The indictment further alleges Gyetvay submitted a false offshore compliance filing with the IRS through the Streamlined Filing Compliance Procedures Procedures in which he attested that his prior failure to file FBARs and tax returns was non-willful.

Gyetvay, according to his LinkedIn profile, worked in the audit department of oil company Hess, in New Jersey, from 1988 to 1994. He then spent nine years as an audit partner with PricewaterhouseCoopers in Moscow, in its Global Energy, Mining and Utilities unit, before joining PAO Novatek in 2005. He was a member of the board, and chairman of PAO Novatek investment and strategy committee for eight years, the profile states.  

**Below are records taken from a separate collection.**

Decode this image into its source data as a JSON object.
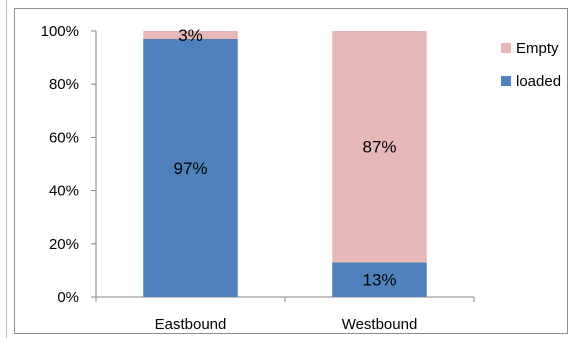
{
  "chart_data": {
    "type": "bar",
    "stacked": true,
    "percent_stacked": true,
    "categories": [
      "Eastbound",
      "Westbound"
    ],
    "series": [
      {
        "name": "loaded",
        "values": [
          97,
          13
        ],
        "labels": [
          "97%",
          "13%"
        ],
        "color": "#4f81bd"
      },
      {
        "name": "Empty",
        "values": [
          3,
          87
        ],
        "labels": [
          "3%",
          "87%"
        ],
        "color": "#e6b9b8"
      }
    ],
    "yticks": [
      "0%",
      "20%",
      "40%",
      "60%",
      "80%",
      "100%"
    ],
    "ylim": [
      0,
      100
    ],
    "grid": false,
    "legend": {
      "placement": "right",
      "order": [
        "Empty",
        "loaded"
      ]
    }
  }
}
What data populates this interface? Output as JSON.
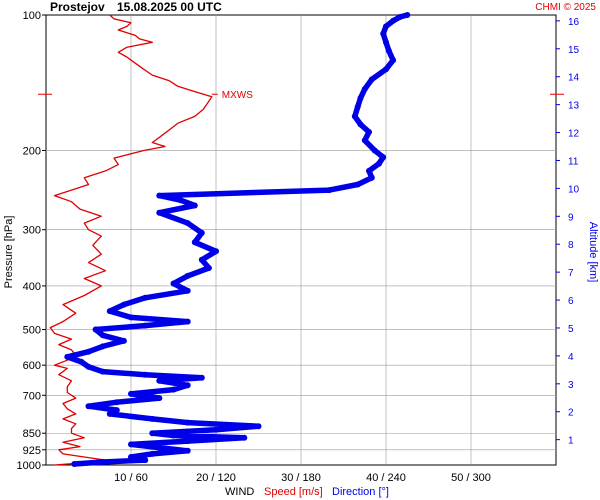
{
  "header": {
    "station": "Prostejov",
    "datetime": "15.08.2025 00 UTC",
    "copyright": "CHMI © 2025"
  },
  "colors": {
    "speed": "#e00000",
    "direction": "#0000e8",
    "grid": "#9a9a9a",
    "text": "#000000"
  },
  "chart_data": {
    "type": "line",
    "left_axis": {
      "label": "Pressure [hPa]",
      "scale": "log",
      "range": [
        1000,
        100
      ],
      "ticks": [
        100,
        200,
        300,
        400,
        500,
        600,
        700,
        850,
        925,
        1000
      ]
    },
    "right_axis": {
      "label": "Altitude [km]",
      "ticks": [
        1,
        2,
        3,
        4,
        5,
        6,
        7,
        8,
        9,
        10,
        11,
        12,
        13,
        14,
        15,
        16
      ]
    },
    "bottom_axis": {
      "title": "WIND",
      "speed_label": "Speed [m/s]",
      "direction_label": "Direction [°]",
      "ticks": [
        "10 / 60",
        "20 / 120",
        "30 / 180",
        "40 / 240",
        "50 / 300"
      ],
      "speed_range": [
        0,
        60
      ],
      "direction_range": [
        0,
        360
      ]
    },
    "annotations": [
      {
        "text": "MXWS",
        "pressure": 150,
        "speed": 19.5
      }
    ],
    "series": [
      {
        "name": "Speed [m/s]",
        "unit": "m/s",
        "points": [
          [
            1000,
            1.0
          ],
          [
            990,
            4.0
          ],
          [
            975,
            7.0
          ],
          [
            960,
            4.5
          ],
          [
            945,
            2.0
          ],
          [
            925,
            1.5
          ],
          [
            910,
            4.0
          ],
          [
            890,
            2.0
          ],
          [
            870,
            4.5
          ],
          [
            850,
            3.0
          ],
          [
            830,
            3.0
          ],
          [
            810,
            3.5
          ],
          [
            790,
            2.0
          ],
          [
            770,
            3.5
          ],
          [
            750,
            2.5
          ],
          [
            730,
            2.0
          ],
          [
            710,
            3.5
          ],
          [
            690,
            2.5
          ],
          [
            670,
            2.5
          ],
          [
            650,
            3.0
          ],
          [
            630,
            1.5
          ],
          [
            610,
            2.5
          ],
          [
            600,
            1.0
          ],
          [
            585,
            2.5
          ],
          [
            570,
            3.5
          ],
          [
            555,
            3.0
          ],
          [
            540,
            1.5
          ],
          [
            525,
            3.0
          ],
          [
            510,
            1.0
          ],
          [
            495,
            0.5
          ],
          [
            480,
            2.0
          ],
          [
            460,
            3.5
          ],
          [
            440,
            2.0
          ],
          [
            420,
            4.5
          ],
          [
            400,
            6.5
          ],
          [
            385,
            4.5
          ],
          [
            370,
            7.0
          ],
          [
            355,
            5.0
          ],
          [
            340,
            6.5
          ],
          [
            325,
            5.5
          ],
          [
            310,
            6.5
          ],
          [
            300,
            5.0
          ],
          [
            290,
            4.5
          ],
          [
            280,
            6.5
          ],
          [
            270,
            4.0
          ],
          [
            260,
            3.0
          ],
          [
            252,
            1.0
          ],
          [
            245,
            3.0
          ],
          [
            238,
            5.0
          ],
          [
            230,
            4.5
          ],
          [
            222,
            7.0
          ],
          [
            215,
            8.5
          ],
          [
            208,
            8.0
          ],
          [
            200,
            11.5
          ],
          [
            196,
            14.0
          ],
          [
            192,
            12.5
          ],
          [
            186,
            13.5
          ],
          [
            180,
            14.5
          ],
          [
            174,
            15.5
          ],
          [
            168,
            17.5
          ],
          [
            162,
            18.5
          ],
          [
            157,
            19.0
          ],
          [
            152,
            19.5
          ],
          [
            148,
            17.5
          ],
          [
            144,
            15.5
          ],
          [
            140,
            14.5
          ],
          [
            136,
            12.5
          ],
          [
            132,
            11.5
          ],
          [
            128,
            10.5
          ],
          [
            124,
            9.5
          ],
          [
            121,
            8.5
          ],
          [
            118,
            9.5
          ],
          [
            115,
            12.5
          ],
          [
            113,
            11.0
          ],
          [
            111,
            10.5
          ],
          [
            108,
            8.5
          ],
          [
            106,
            9.5
          ],
          [
            104,
            10.0
          ],
          [
            102,
            8.0
          ],
          [
            100,
            7.5
          ]
        ]
      },
      {
        "name": "Direction [°]",
        "unit": "°",
        "points": [
          [
            995,
            20
          ],
          [
            985,
            40
          ],
          [
            975,
            70
          ],
          [
            960,
            60
          ],
          [
            945,
            75
          ],
          [
            930,
            100
          ],
          [
            915,
            80
          ],
          [
            900,
            60
          ],
          [
            885,
            100
          ],
          [
            870,
            140
          ],
          [
            860,
            90
          ],
          [
            850,
            75
          ],
          [
            835,
            120
          ],
          [
            820,
            150
          ],
          [
            805,
            100
          ],
          [
            790,
            75
          ],
          [
            770,
            45
          ],
          [
            755,
            50
          ],
          [
            740,
            30
          ],
          [
            725,
            50
          ],
          [
            710,
            80
          ],
          [
            695,
            60
          ],
          [
            680,
            90
          ],
          [
            665,
            100
          ],
          [
            650,
            80
          ],
          [
            640,
            110
          ],
          [
            630,
            70
          ],
          [
            620,
            40
          ],
          [
            605,
            30
          ],
          [
            590,
            25
          ],
          [
            575,
            15
          ],
          [
            560,
            30
          ],
          [
            545,
            40
          ],
          [
            530,
            55
          ],
          [
            515,
            40
          ],
          [
            500,
            35
          ],
          [
            490,
            70
          ],
          [
            480,
            100
          ],
          [
            470,
            60
          ],
          [
            455,
            45
          ],
          [
            440,
            55
          ],
          [
            425,
            70
          ],
          [
            410,
            100
          ],
          [
            395,
            90
          ],
          [
            380,
            100
          ],
          [
            365,
            115
          ],
          [
            350,
            110
          ],
          [
            335,
            120
          ],
          [
            320,
            105
          ],
          [
            305,
            110
          ],
          [
            290,
            100
          ],
          [
            275,
            80
          ],
          [
            265,
            105
          ],
          [
            258,
            95
          ],
          [
            252,
            80
          ],
          [
            245,
            200
          ],
          [
            238,
            220
          ],
          [
            230,
            230
          ],
          [
            222,
            228
          ],
          [
            214,
            235
          ],
          [
            207,
            238
          ],
          [
            200,
            232
          ],
          [
            190,
            225
          ],
          [
            182,
            228
          ],
          [
            175,
            222
          ],
          [
            168,
            218
          ],
          [
            160,
            220
          ],
          [
            153,
            222
          ],
          [
            146,
            225
          ],
          [
            139,
            230
          ],
          [
            132,
            240
          ],
          [
            126,
            245
          ],
          [
            120,
            242
          ],
          [
            115,
            240
          ],
          [
            110,
            238
          ],
          [
            106,
            240
          ],
          [
            103,
            245
          ],
          [
            101,
            250
          ],
          [
            100,
            255
          ]
        ]
      }
    ]
  }
}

If convicted, Gyetvay, according to the statement from the Justice Department, faces a maximum penalty of 20 years in prison for each wire fraud count; five years in prison for each failure to file FBAR count; five years in prison for tax evasion; five years in prison for making a false statement; three years in prison for each count of assisting in the preparation of a false tax return; and one year in prison for each willful failure to file a tax return count.